Today we look at the work of the Administrative Appeals Office (AAO), a USCIS appeals body that reviews adverse staff decisions in 39 categories, some major and some minor. These are not usually stay-in-the-country-or-leave-it decisions; rather, they mostly deal with efforts by aliens to get a different nonimmigrant, immigrant, or naturalization status.
The full list of the 39 categories starts with form I-129-CW which deals with nonimmigrant workers in the Commonwealth of the Northern Mariana Islands and ends with the N-600 form, which is the “application for Certificate of Citizenship, [and] is filed to obtain a Certificate of Citizenship which serves as evidence of your or your child's U.S. citizenship. You may file Form N-600 if you were born abroad and are claiming U.S. citizenship at birth through your parents.”
For many years the most common form appealed to AAO was the I-360C; these were filed on behalf of special immigrant juveniles, young illegal aliens in the care of juvenile courts who can become green card holders under some circumstances. Most of the "yes" decisions among the 39 categories were in this one.

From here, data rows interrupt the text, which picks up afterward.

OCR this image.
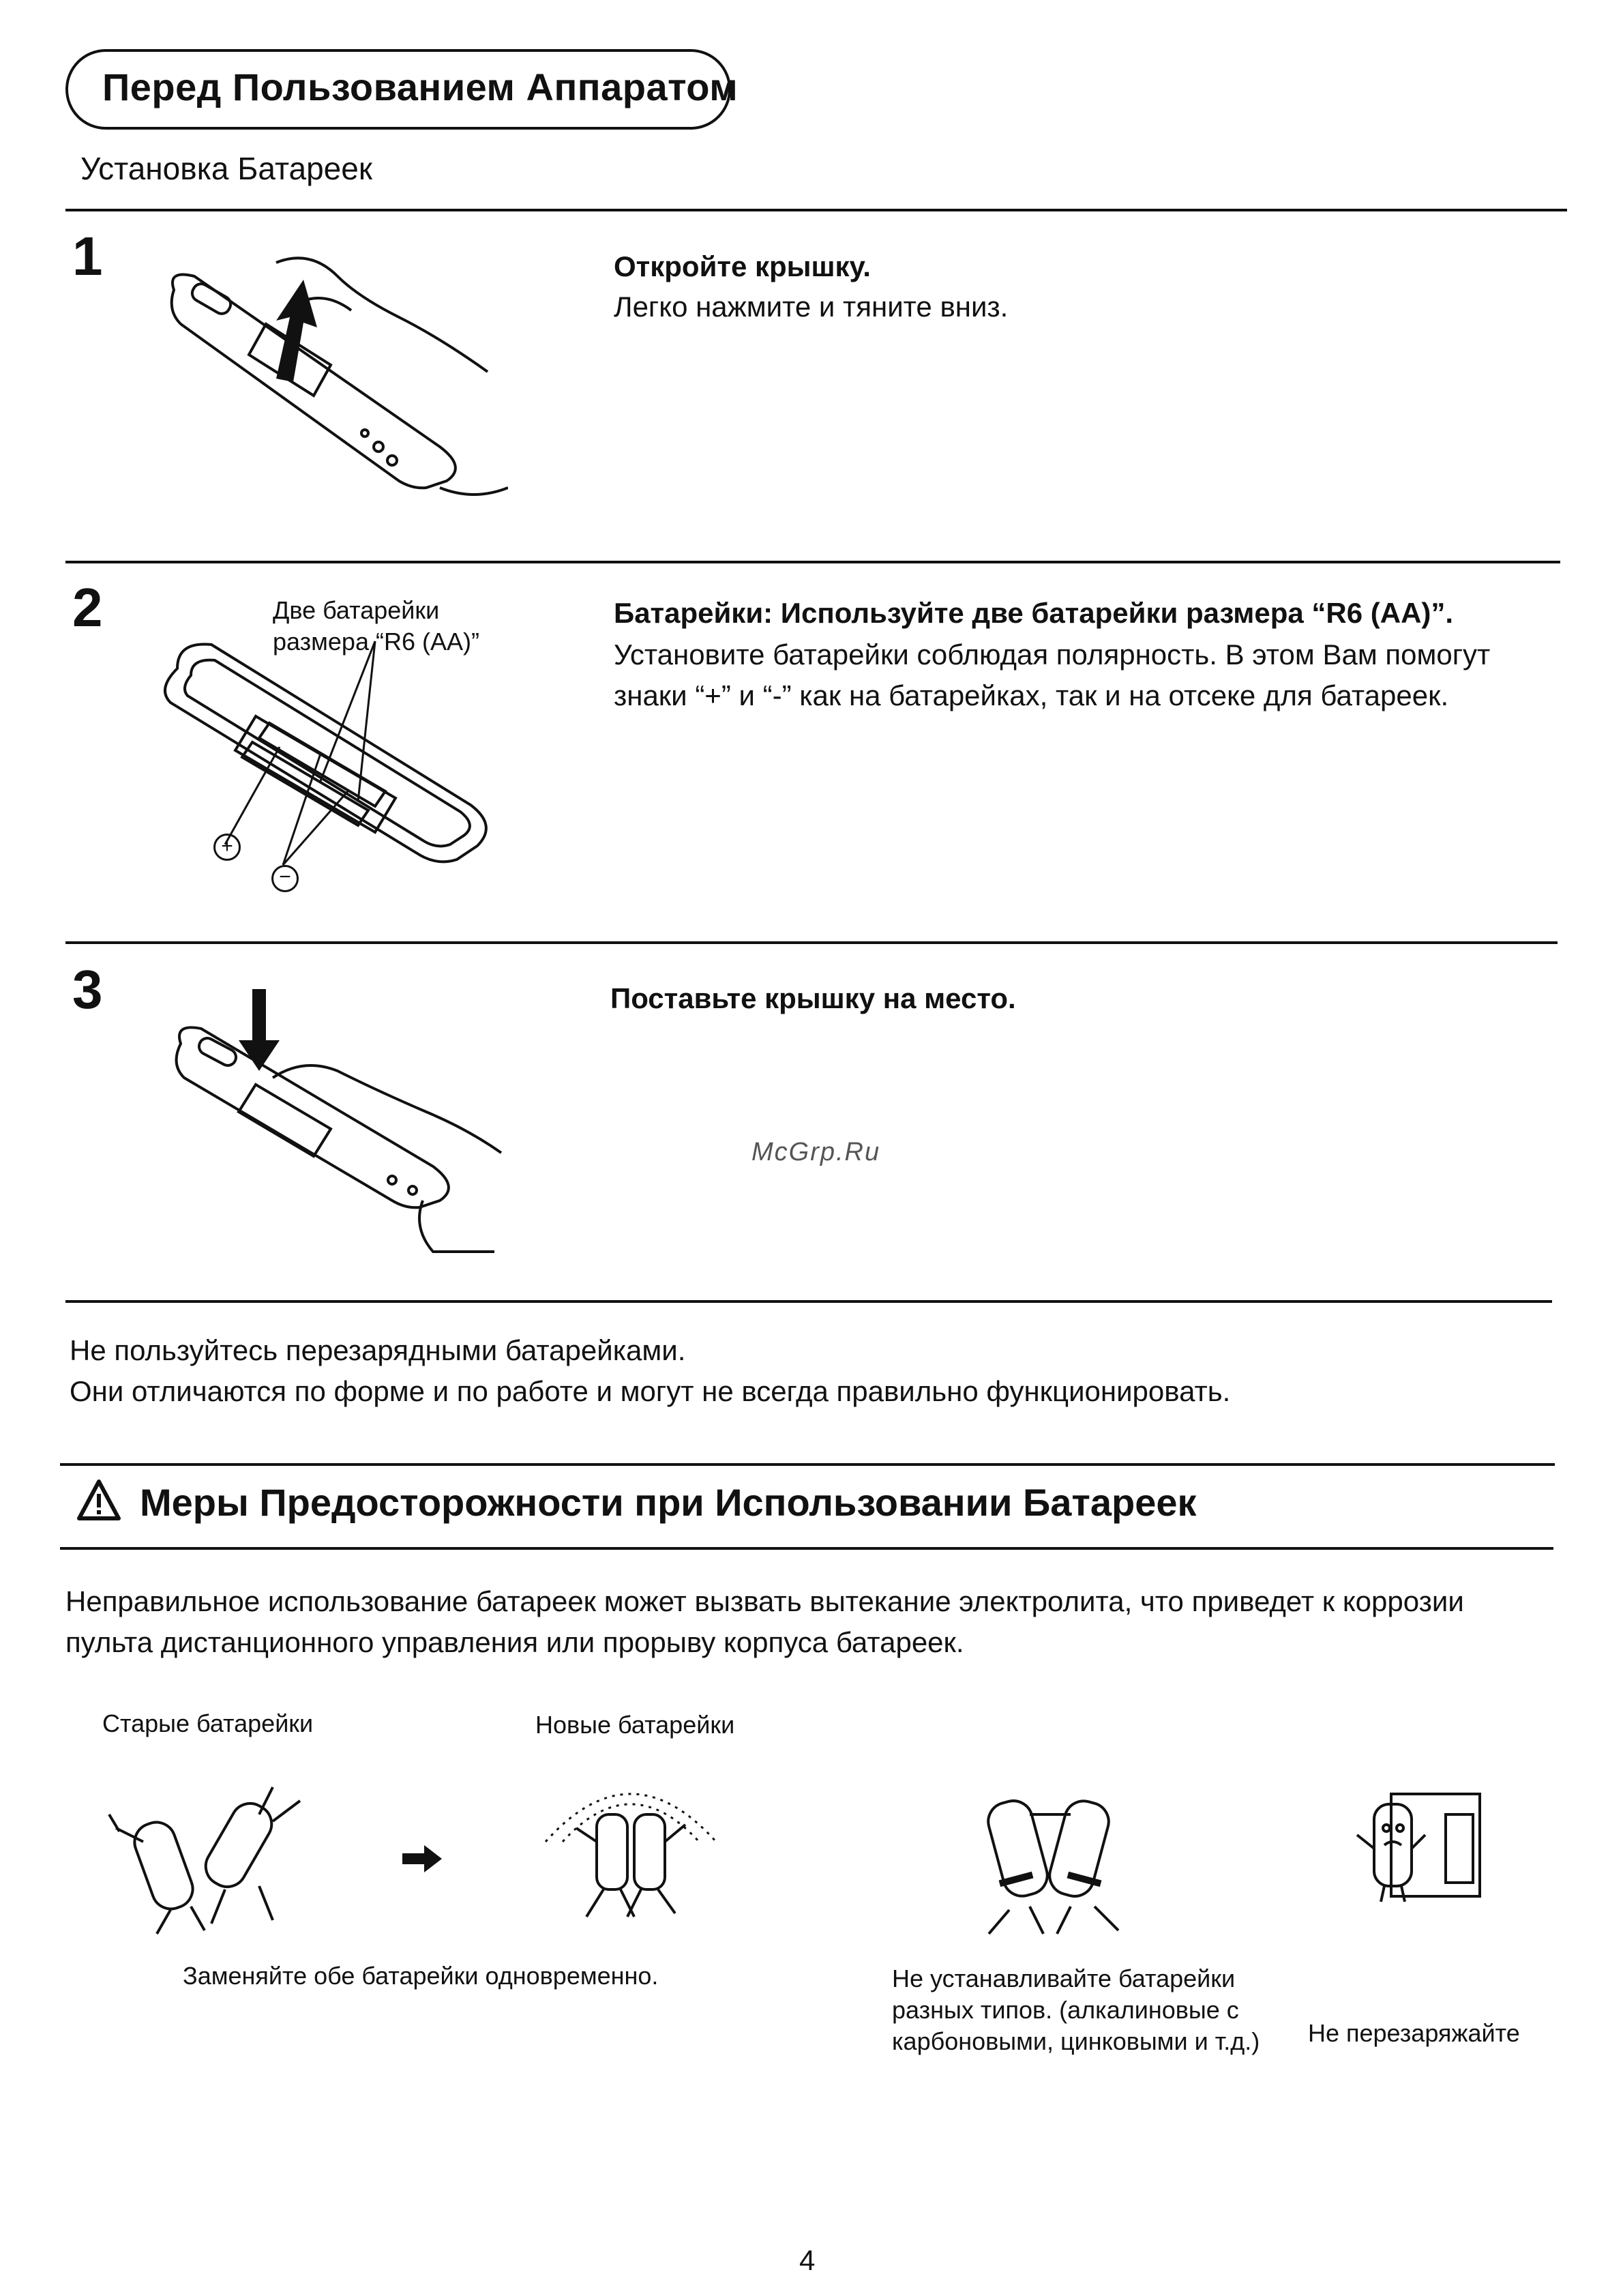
Перед Пользованием Аппаратом
Установка Батареек
1	Откройте крышку.
Легко нажмите и тяните вниз.
2	Две батарейки
размера “R6 (AA)”
+
−
Батарейки: Используйте две батарейки размера “R6 (AA)”.
Установите батарейки соблюдая полярность. В этом Вам помогут
знаки “+” и “-” как на батарейках, так и на отсеке для батареек.
3	Поставьте крышку на место.
McGrp.Ru
Не пользуйтесь перезарядными батарейками.
Они отличаются по форме и по работе и могут не всегда правильно функционировать.
Меры Предосторожности при Использовании Батареек
Неправильное использование батареек может вызвать вытекание электролита, что приведет к коррозии
пульта дистанционного управления или прорыву корпуса батареек.
Старые батарейки	Новые батарейки
Заменяйте обе батарейки одновременно.	Не устанавливайте батарейки
разных типов. (алкалиновые с
карбоновыми, цинковыми и т.д.) Не перезаряжайте
4
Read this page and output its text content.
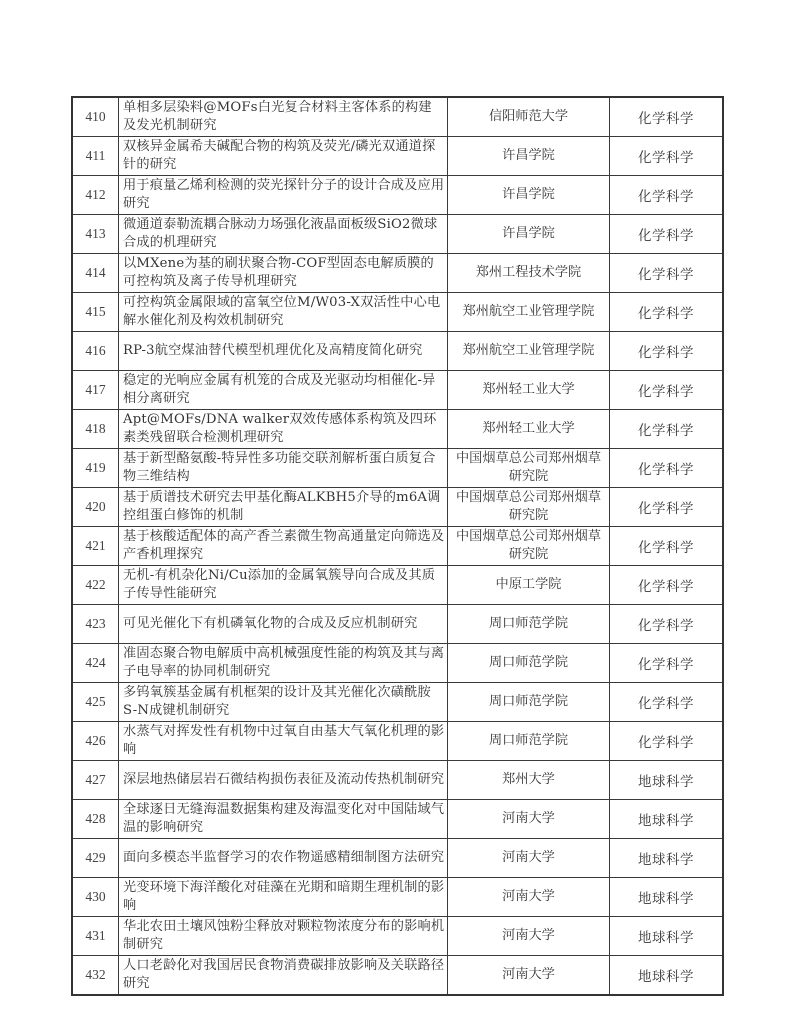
410	单相多层染料@MOFs白光复合材料主客体系的构建及发光机制研究	信阳师范大学	化学科学
411	双核异金属希夫碱配合物的构筑及荧光/磷光双通道探针的研究	许昌学院	化学科学
412	用于痕量乙烯利检测的荧光探针分子的设计合成及应用研究	许昌学院	化学科学
413	微通道泰勒流耦合脉动力场强化液晶面板级SiO2微球合成的机理研究	许昌学院	化学科学
414	以MXene为基的刷状聚合物-COF型固态电解质膜的可控构筑及离子传导机理研究	郑州工程技术学院	化学科学
415	可控构筑金属限域的富氧空位M/W03-X双活性中心电解水催化剂及构效机制研究	郑州航空工业管理学院	化学科学
416	RP-3航空煤油替代模型机理优化及高精度简化研究	郑州航空工业管理学院	化学科学
417	稳定的光响应金属有机笼的合成及光驱动均相催化-异相分离研究	郑州轻工业大学	化学科学
418	Apt@MOFs/DNA walker双效传感体系构筑及四环素类残留联合检测机理研究	郑州轻工业大学	化学科学
419	基于新型酪氨酸-特异性多功能交联剂解析蛋白质复合物三维结构	中国烟草总公司郑州烟草研究院	化学科学
420	基于质谱技术研究去甲基化酶ALKBH5介导的m6A调控组蛋白修饰的机制	中国烟草总公司郑州烟草研究院	化学科学
421	基于核酸适配体的高产香兰素微生物高通量定向筛选及产香机理探究	中国烟草总公司郑州烟草研究院	化学科学
422	无机-有机杂化Ni/Cu添加的金属氧簇导向合成及其质子传导性能研究	中原工学院	化学科学
423	可见光催化下有机磷氧化物的合成及反应机制研究	周口师范学院	化学科学
424	准固态聚合物电解质中高机械强度性能的构筑及其与离子电导率的协同机制研究	周口师范学院	化学科学
425	多钨氧簇基金属有机框架的设计及其光催化次磺酰胺S-N成键机制研究	周口师范学院	化学科学
426	水蒸气对挥发性有机物中过氧自由基大气氧化机理的影响	周口师范学院	化学科学
427	深层地热储层岩石微结构损伤表征及流动传热机制研究	郑州大学	地球科学
428	全球逐日无缝海温数据集构建及海温变化对中国陆域气温的影响研究	河南大学	地球科学
429	面向多模态半监督学习的农作物遥感精细制图方法研究	河南大学	地球科学
430	光变环境下海洋酸化对硅藻在光期和暗期生理机制的影响	河南大学	地球科学
431	华北农田土壤风蚀粉尘释放对颗粒物浓度分布的影响机制研究	河南大学	地球科学
432	人口老龄化对我国居民食物消费碳排放影响及关联路径研究	河南大学	地球科学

AAO decision-makers are not judges with gowns, nor are the decisions made after a public hearing. These cases are mail-order matters, with seasoned civil servants reviewing documents submitted to them by the aliens or their lawyers. A review of statistics in the most recent USCIS table dealing with them, a 624 cell table in small type (with no all-forms totals) — a format seemingly designed to decrease interest in the subject — we find that, in FY 2023, there were 151 sustains of the alien’s position, and 1,783 dismissals.
Thus, there were a total of 1,934 decisions made. There were also a couple of hundred “remands” calling for reviews of staff decisions — an unknown percentage of them will ultimately be decided in favor of the alien, and an unknown percentage of them the other way.
Thus we have a denial percentage (for the 1,934 yes-or-no decisions) of 92.2 percent.
So the naysayers in this part of the system continue to reject a large portion of alien claims, but this is being done in tiny numbers compared to the surging crowds at the border — Hans Brinker with his finger in the badly damaged dike.